After a graduating student has received one of the above degrees, he or she must pass the National Council Licensure Examination for Registered Nurses (NCLEX-RN) in order to become licensed. Additional requirements for licensing change from state to state, so don't forget to contact the Arizona board of nursing for any state requirements.
LVN and LPN Certificates and Degrees
There are essentially two scholastic accreditations available that provide training to become either an LPN or an LVN. The one that can be completed in the shortest time period, generally about twelve months, is the certificate or diploma program. The second choice is to attain a Practical Nursing Associate Degree. These programs are more comprehensive in nature than the diploma alternative and generally require 2 years to complete. The benefit of Associate Degrees, along with providing a higher credential and more comprehensive training, are that they furnish more transferable credit toward a Bachelor's Degree in nursing. No matter the kind of credential you seek, it should be Arizona approved and accredited by the National League for Nursing Accrediting Commission (NLNAC) or another national accrediting organization. The NLNAC guarantees that the syllabus adequately prepares students to become Practical Nurses, and that most graduates pass the 50 state required NCLEX-PN licensing exam.

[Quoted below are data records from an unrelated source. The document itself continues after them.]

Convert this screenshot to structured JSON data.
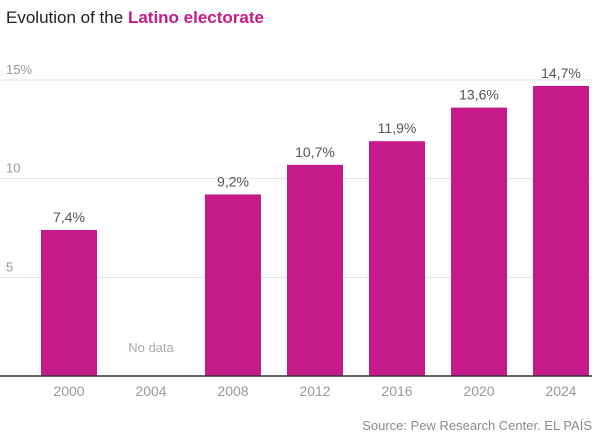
{
  "title": {
    "prefix": "Evolution of the",
    "highlight": "Latino electorate"
  },
  "source": "Source: Pew Research Center. EL PAÍS",
  "colors": {
    "bar": "#c51a8a",
    "highlight": "#c51a8a",
    "grid": "#e2e2e2",
    "axis": "#333333",
    "tick_text": "#999999",
    "label_text": "#555555",
    "nodata_text": "#aaaaaa"
  },
  "chart_data": {
    "type": "bar",
    "categories": [
      "2000",
      "2004",
      "2008",
      "2012",
      "2016",
      "2020",
      "2024"
    ],
    "values": [
      7.4,
      null,
      9.2,
      10.7,
      11.9,
      13.6,
      14.7
    ],
    "value_labels": [
      "7,4%",
      "",
      "9,2%",
      "10,7%",
      "11,9%",
      "13,6%",
      "14,7%"
    ],
    "no_data_label": "No data",
    "ylim": [
      0,
      15
    ],
    "yticks": [
      5,
      10,
      15
    ],
    "ytick_labels": [
      "5",
      "10",
      "15%"
    ],
    "grid": true,
    "xlabel": "",
    "ylabel": ""
  }
}
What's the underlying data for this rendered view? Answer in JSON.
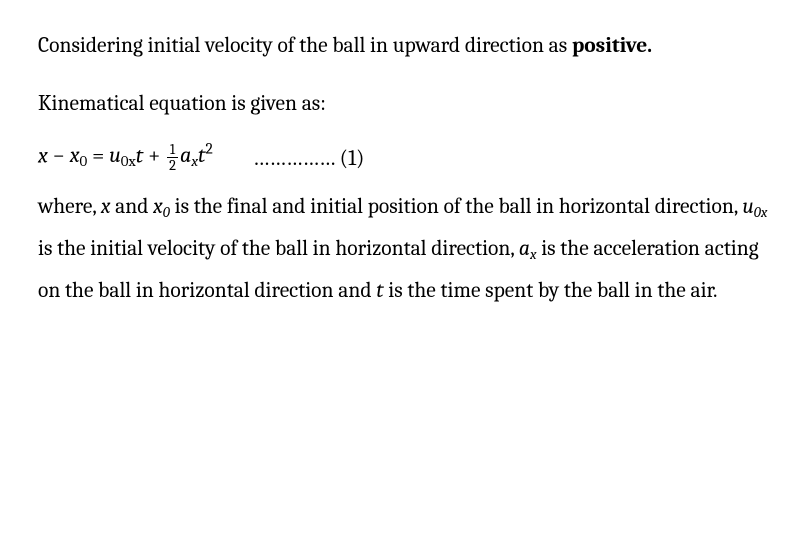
{
  "colors": {
    "text": "#000000",
    "background": "#ffffff"
  },
  "typography": {
    "body_font": "Cambria / Georgia serif",
    "body_size_pt": 16,
    "line_height": 1.95,
    "bold_word_weight": 700
  },
  "p1": {
    "before": "Considering initial velocity of the ball in upward direction as ",
    "bold": "positive."
  },
  "p2": "Kinematical equation is given as:",
  "equation": {
    "lhs_x": "x",
    "minus": " − ",
    "x0_base": "x",
    "x0_sub": "0",
    "equals": " = ",
    "u_base": "u",
    "u_sub": "0x",
    "t1": "t",
    "plus": " + ",
    "frac_num": "1",
    "frac_den": "2",
    "a_base": "a",
    "a_sub": "x",
    "t2": "t",
    "t2_pow": "2",
    "dots": "……………",
    "num_open": " (",
    "num": "1",
    "num_close": ")"
  },
  "p3": {
    "t1": "where, ",
    "sym_x": "x",
    "t2": " and ",
    "sym_x0_base": "x",
    "sym_x0_sub": "0",
    "t3": " is the final and initial position of the ball in horizontal direction, ",
    "sym_u_base": "u",
    "sym_u_sub": "0x",
    "t4": " is the initial velocity of the ball in horizontal direction, ",
    "sym_a_base": "a",
    "sym_a_sub": "x",
    "t5": " is the acceleration acting on the ball in horizontal direction and ",
    "sym_t": "t",
    "t6": " is the time spent by the ball in the air."
  }
}
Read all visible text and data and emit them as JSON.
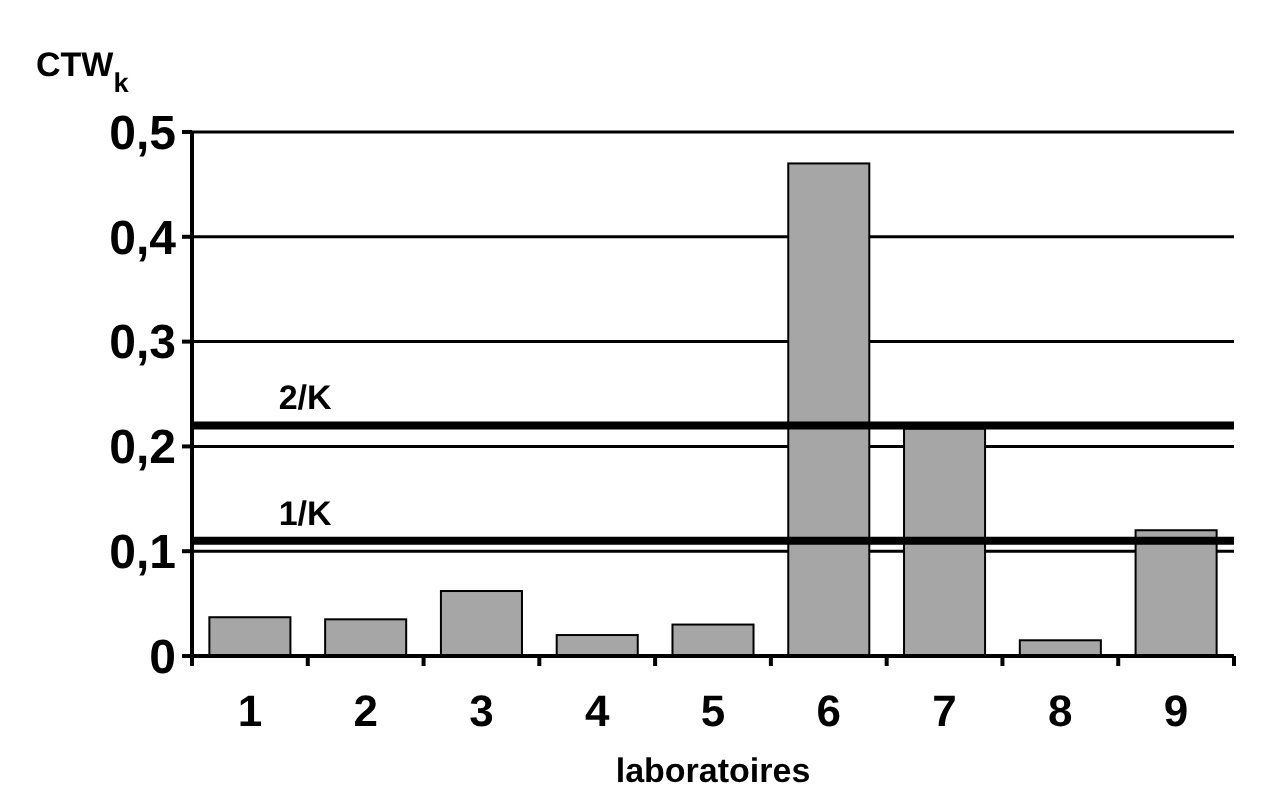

In contrast to many other licensed nurses, certified nursing assistants do not have to obtain a college degree. CNA training can be received at Arizona community colleges or at vocational or trade schools. The length of the training can take anywhere from 1 to three months, leading to either a certificate or a diploma. Within the 1987 Nursing Home Reform Act, students are required to have at least 75 hours of training, 16 of which must be clinical or "hands-on" training hours. Keep in mind that this is the minimal amount of instruction required and that each state has its specific requirements. So it's important to make sure that the training program you enroll in not only complies with the federal requirements, but likewise those for Arizona or the state where you will be practicing. One suggestion is to check with the health or nursing board for your state to make sure that the training course is state approved. Along with the training, each state requires a passing score on a competency test for certification. Depending on the state, there might be other prerequisites as well.
Online Nursing Programs
Enrolling in nursing programs online is becoming a more in demand way to receive instruction and acquire a nursing degree. Many schools will require attendance on campus for a component of the training, and nearly all programs require a specific amount of clinical rotation hours completed in a local healthcare facility. But since the rest of the training may be accessed online, this method may be a more practical solution to finding the time to attend classes for some Arizona students. Pertaining to tuition, some online degree programs are less expensive than other on campus alternatives. Even supplemental expenses such as for commuting and study materials may be reduced, helping to make education more affordable. And many online programs are accredited by organizations like the Commission on Collegiate Nursing Education (CCNE) for BSN and MSN degrees. Therefore if your job and household responsibilities have left you with limited time to pursue your academic goals, perhaps an online nursing training program will make it easier to fit a degree into your hectic schedule.